VI reported revenue of Rs111.9bn (Street: Rs111.4bn), up 1.6% QoQ, with 1.2% QoQ increase in ARPU to Rs167, while the subscriber base declined by 1mn QoQ to 196.7mn. ARPU increase for VI was the same as that of Reliance Jio (1.2% QoQ) and lower compared to Bharti Airtel (2.3% QoQ). While VI’s data subscriber base declined by 0.1mn QoQ to 134.7mn, its 4G/5G subscriber base increased by 0.4mn QoQ to 127.8mn. EBITDA increased 1.6% QoQ to Rs46.9bn (Street: Rs46.4bn), with flat EBITDA margins QoQ. Reported PAT was Rs-55.2bn vs the Street’s expectation of Rs66.4bn.

 

Capital raise and deleveraging remain key for sustainable operations

The SC has allowed the government to reconsider VI’s AGR liabilities; considering this to be a matter within the policy domain of the Union, the government itself has a substantial equity, and the issue is likely to have a direct bearing on 200mn consumers. With this, the government will now have a wiggle room to create a plan for long-term sustainability of the company. We note that of the total debt of Rs1.96trn, Rs0.76trn pertains to AGR liabilities and Rs1.18trn pertains to spectrum debt (as of Mar-25). With this, leverage remains high even without AGR dues, and the government will have to consider a plan to reduce spectrum debt.

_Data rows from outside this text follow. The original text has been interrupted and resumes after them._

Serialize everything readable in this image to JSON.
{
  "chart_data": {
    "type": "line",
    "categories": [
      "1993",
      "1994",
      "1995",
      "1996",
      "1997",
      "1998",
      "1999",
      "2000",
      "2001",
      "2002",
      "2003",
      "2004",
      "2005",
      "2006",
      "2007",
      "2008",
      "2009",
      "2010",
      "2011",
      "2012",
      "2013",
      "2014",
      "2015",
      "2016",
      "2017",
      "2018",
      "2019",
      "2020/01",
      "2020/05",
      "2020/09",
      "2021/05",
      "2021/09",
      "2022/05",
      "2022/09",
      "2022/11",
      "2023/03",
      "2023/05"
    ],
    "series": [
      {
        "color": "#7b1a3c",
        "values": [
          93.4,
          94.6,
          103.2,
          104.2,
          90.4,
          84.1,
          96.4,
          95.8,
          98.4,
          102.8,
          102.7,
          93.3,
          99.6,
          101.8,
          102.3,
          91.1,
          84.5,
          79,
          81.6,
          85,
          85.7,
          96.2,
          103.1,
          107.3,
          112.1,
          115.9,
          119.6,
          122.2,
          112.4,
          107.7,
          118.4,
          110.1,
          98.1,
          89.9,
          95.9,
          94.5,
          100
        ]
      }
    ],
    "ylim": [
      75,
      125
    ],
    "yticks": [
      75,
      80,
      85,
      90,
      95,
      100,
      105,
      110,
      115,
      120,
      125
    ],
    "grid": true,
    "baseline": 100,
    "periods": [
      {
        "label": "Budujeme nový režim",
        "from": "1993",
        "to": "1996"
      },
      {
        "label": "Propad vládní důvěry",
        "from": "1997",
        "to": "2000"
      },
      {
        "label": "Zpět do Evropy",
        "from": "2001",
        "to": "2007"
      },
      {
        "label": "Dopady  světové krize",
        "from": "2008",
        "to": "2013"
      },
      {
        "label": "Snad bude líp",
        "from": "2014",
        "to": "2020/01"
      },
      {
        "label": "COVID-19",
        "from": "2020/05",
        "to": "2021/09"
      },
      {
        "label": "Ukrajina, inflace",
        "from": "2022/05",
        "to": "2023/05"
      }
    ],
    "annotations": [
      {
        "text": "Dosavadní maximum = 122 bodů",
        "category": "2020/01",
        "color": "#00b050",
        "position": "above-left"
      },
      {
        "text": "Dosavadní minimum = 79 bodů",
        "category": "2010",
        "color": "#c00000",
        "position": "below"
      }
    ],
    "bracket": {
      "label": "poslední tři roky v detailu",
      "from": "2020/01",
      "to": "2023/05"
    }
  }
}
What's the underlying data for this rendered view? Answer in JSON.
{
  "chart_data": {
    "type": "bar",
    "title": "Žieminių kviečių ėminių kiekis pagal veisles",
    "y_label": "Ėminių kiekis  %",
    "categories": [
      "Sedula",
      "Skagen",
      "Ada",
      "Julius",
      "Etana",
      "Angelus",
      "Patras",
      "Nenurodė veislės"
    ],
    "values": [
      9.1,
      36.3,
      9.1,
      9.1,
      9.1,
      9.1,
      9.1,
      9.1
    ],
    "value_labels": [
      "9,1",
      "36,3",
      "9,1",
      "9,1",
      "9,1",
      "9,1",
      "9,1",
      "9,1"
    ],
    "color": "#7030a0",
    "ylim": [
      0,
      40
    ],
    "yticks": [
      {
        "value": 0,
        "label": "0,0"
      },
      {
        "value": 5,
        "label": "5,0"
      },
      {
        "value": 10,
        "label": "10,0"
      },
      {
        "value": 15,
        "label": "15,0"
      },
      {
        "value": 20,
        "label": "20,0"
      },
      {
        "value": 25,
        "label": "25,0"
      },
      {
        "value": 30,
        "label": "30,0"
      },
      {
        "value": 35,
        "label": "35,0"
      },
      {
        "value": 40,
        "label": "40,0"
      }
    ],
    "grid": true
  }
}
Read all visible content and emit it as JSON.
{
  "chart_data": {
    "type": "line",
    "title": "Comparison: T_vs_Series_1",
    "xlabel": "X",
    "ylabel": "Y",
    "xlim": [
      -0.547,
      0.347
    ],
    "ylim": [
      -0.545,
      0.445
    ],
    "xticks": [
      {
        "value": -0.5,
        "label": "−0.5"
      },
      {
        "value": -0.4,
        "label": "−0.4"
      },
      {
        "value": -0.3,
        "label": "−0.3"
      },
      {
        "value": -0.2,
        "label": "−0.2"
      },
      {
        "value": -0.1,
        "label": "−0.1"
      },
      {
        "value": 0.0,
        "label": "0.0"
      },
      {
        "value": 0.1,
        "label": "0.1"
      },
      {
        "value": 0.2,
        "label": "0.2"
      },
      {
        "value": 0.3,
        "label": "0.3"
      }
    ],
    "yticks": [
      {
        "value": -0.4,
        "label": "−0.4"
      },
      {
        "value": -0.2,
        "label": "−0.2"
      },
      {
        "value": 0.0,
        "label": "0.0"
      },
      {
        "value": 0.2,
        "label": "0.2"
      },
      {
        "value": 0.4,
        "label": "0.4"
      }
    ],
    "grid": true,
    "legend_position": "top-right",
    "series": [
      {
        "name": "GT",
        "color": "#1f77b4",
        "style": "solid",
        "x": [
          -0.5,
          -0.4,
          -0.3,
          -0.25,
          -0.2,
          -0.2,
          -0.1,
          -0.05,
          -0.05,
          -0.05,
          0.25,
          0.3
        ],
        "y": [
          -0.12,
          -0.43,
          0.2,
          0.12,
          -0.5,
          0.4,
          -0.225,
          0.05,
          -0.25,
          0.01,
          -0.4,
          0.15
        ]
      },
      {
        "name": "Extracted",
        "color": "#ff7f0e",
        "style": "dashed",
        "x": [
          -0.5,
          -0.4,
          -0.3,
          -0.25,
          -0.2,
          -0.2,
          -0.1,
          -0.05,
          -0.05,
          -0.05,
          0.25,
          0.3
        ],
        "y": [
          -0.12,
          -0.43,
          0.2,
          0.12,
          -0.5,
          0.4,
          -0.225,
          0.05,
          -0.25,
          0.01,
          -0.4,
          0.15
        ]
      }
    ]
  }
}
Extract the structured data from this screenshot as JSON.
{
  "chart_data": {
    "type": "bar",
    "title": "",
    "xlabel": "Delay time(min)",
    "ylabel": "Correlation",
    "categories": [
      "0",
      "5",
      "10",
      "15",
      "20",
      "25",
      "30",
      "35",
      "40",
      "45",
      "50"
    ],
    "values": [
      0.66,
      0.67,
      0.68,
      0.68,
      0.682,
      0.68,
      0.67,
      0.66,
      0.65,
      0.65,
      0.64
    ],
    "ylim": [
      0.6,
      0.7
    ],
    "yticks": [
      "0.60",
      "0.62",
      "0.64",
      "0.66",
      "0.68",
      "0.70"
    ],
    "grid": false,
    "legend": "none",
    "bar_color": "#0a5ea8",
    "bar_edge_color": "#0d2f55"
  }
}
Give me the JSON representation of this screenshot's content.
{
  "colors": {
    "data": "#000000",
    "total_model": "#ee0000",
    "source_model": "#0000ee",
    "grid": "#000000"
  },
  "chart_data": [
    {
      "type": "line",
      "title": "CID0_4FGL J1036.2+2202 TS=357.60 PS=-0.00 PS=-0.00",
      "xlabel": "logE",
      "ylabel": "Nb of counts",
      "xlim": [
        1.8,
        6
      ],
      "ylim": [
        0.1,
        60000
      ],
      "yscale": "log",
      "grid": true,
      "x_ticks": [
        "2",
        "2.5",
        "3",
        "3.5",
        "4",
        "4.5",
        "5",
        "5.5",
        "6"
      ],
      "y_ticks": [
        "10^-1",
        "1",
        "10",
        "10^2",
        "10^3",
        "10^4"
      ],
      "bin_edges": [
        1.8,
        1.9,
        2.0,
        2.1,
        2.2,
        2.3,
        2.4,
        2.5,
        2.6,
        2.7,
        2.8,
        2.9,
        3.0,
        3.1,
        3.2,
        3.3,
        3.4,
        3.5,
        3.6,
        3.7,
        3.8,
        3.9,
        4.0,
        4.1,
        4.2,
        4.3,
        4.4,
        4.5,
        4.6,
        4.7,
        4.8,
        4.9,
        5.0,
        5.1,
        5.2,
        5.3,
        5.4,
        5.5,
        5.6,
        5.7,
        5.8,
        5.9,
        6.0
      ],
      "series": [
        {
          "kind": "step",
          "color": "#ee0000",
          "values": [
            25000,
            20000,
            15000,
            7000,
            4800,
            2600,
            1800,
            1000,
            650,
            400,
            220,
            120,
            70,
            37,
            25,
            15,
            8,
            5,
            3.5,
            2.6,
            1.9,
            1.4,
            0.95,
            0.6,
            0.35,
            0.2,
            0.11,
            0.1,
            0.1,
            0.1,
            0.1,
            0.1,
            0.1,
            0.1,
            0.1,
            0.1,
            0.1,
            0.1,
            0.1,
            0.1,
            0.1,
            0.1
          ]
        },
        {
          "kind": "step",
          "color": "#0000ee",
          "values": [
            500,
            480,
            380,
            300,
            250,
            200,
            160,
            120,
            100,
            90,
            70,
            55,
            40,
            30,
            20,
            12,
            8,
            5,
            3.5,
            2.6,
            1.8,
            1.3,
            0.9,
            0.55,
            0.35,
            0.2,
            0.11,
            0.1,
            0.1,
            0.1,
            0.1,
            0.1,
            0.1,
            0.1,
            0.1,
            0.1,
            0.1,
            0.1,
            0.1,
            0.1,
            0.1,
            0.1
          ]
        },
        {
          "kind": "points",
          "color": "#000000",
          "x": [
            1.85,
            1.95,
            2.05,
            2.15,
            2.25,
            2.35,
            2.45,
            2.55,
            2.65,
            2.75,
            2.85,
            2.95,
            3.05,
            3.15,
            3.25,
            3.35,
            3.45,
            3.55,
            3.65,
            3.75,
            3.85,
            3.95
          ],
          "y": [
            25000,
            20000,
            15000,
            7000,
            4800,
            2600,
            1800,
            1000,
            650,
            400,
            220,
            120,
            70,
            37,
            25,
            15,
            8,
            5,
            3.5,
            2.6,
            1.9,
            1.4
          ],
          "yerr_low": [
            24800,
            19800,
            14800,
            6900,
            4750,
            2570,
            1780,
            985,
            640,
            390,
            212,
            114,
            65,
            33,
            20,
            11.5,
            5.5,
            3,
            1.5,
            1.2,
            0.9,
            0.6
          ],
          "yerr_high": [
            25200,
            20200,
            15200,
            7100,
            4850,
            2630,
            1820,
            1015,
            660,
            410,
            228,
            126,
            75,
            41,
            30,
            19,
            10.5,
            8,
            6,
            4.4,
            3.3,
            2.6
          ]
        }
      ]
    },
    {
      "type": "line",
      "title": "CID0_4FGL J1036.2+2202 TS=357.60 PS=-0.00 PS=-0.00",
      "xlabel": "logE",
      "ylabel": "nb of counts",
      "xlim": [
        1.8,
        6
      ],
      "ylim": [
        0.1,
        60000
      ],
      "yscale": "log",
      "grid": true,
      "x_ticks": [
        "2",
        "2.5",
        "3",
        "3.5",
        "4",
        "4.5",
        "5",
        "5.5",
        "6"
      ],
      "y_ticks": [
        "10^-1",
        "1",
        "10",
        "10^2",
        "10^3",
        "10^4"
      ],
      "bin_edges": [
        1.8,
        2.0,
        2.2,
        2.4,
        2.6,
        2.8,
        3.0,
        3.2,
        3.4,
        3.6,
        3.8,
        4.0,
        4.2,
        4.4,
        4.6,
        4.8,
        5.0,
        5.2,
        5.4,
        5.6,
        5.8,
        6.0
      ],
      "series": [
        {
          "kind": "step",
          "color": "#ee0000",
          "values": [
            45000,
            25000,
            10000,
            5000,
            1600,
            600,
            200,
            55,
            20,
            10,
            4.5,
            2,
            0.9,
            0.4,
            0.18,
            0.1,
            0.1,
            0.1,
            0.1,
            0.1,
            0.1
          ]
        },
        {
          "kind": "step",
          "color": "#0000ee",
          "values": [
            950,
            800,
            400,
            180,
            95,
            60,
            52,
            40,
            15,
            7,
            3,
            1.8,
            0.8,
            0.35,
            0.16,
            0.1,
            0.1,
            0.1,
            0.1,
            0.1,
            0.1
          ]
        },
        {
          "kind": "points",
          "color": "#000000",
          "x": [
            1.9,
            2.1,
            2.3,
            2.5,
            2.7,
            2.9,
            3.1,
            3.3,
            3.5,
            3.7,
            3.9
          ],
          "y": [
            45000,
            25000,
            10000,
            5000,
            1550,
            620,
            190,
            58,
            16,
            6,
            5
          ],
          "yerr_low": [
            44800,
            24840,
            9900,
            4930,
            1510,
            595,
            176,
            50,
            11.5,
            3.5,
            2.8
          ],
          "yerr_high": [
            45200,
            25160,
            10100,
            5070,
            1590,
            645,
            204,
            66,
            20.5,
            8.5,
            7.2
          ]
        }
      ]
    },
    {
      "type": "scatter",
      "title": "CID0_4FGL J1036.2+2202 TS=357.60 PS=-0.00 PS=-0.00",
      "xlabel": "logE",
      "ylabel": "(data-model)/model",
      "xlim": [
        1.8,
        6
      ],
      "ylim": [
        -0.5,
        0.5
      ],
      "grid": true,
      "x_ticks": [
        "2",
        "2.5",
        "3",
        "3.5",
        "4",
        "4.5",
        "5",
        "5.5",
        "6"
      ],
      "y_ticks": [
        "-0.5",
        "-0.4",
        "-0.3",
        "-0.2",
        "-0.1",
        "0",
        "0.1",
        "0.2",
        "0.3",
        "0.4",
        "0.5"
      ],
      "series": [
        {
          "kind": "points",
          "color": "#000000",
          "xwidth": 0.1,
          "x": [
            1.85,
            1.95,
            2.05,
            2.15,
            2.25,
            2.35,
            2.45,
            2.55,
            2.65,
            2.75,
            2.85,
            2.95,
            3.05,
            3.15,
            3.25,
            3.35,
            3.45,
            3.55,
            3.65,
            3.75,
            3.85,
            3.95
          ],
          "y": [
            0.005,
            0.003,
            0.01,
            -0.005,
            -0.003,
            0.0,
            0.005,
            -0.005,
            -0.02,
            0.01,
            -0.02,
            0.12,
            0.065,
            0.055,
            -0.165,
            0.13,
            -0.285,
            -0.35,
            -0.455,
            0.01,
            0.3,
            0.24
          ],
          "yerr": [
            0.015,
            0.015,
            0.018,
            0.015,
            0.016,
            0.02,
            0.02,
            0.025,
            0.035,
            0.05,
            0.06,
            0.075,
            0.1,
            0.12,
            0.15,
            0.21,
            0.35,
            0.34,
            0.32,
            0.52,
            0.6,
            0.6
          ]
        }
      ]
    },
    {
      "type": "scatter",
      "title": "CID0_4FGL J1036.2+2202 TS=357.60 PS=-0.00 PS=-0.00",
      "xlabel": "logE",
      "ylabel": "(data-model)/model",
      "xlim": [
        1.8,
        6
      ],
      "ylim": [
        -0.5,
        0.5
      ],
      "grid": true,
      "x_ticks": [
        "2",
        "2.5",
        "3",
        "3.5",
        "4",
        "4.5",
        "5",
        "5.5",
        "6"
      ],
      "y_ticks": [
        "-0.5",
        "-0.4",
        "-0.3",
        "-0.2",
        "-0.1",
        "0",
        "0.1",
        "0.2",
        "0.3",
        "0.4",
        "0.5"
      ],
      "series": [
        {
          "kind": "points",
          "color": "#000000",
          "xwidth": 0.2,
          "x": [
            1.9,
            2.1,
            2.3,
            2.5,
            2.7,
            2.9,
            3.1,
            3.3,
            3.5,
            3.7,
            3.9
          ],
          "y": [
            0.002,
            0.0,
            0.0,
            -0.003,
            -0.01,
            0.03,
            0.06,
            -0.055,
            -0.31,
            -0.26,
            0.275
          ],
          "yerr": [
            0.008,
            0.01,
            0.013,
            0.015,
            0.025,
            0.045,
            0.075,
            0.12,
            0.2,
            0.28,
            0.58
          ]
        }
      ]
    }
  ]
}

We believe that further capital infusion and restructuring of spectrum and AGR dues are critical for long-term sustainability of the company.

 

Outlook and valuations: Awaiting government’s decision; expensive valuations

We see the SC’s favorable decision as a step toward creating a more competitive telecom market in India, as we await the government’s plan and how it intends to resolve the high spectrum debt of VI. Any policy change toward spectrum costs can potentially benefit other telecom operators; however, we await more clarity on the same. We note that VI’s valuations at 14.8x FY27E EV/EBITDA are expensive. We maintain SELL, considering the high leverage, high valuations, and lack of clarity regarding the government’s stance on spectrum debt. Our TP of Rs6 is on 12x TTM Q2FY28E EBITDA.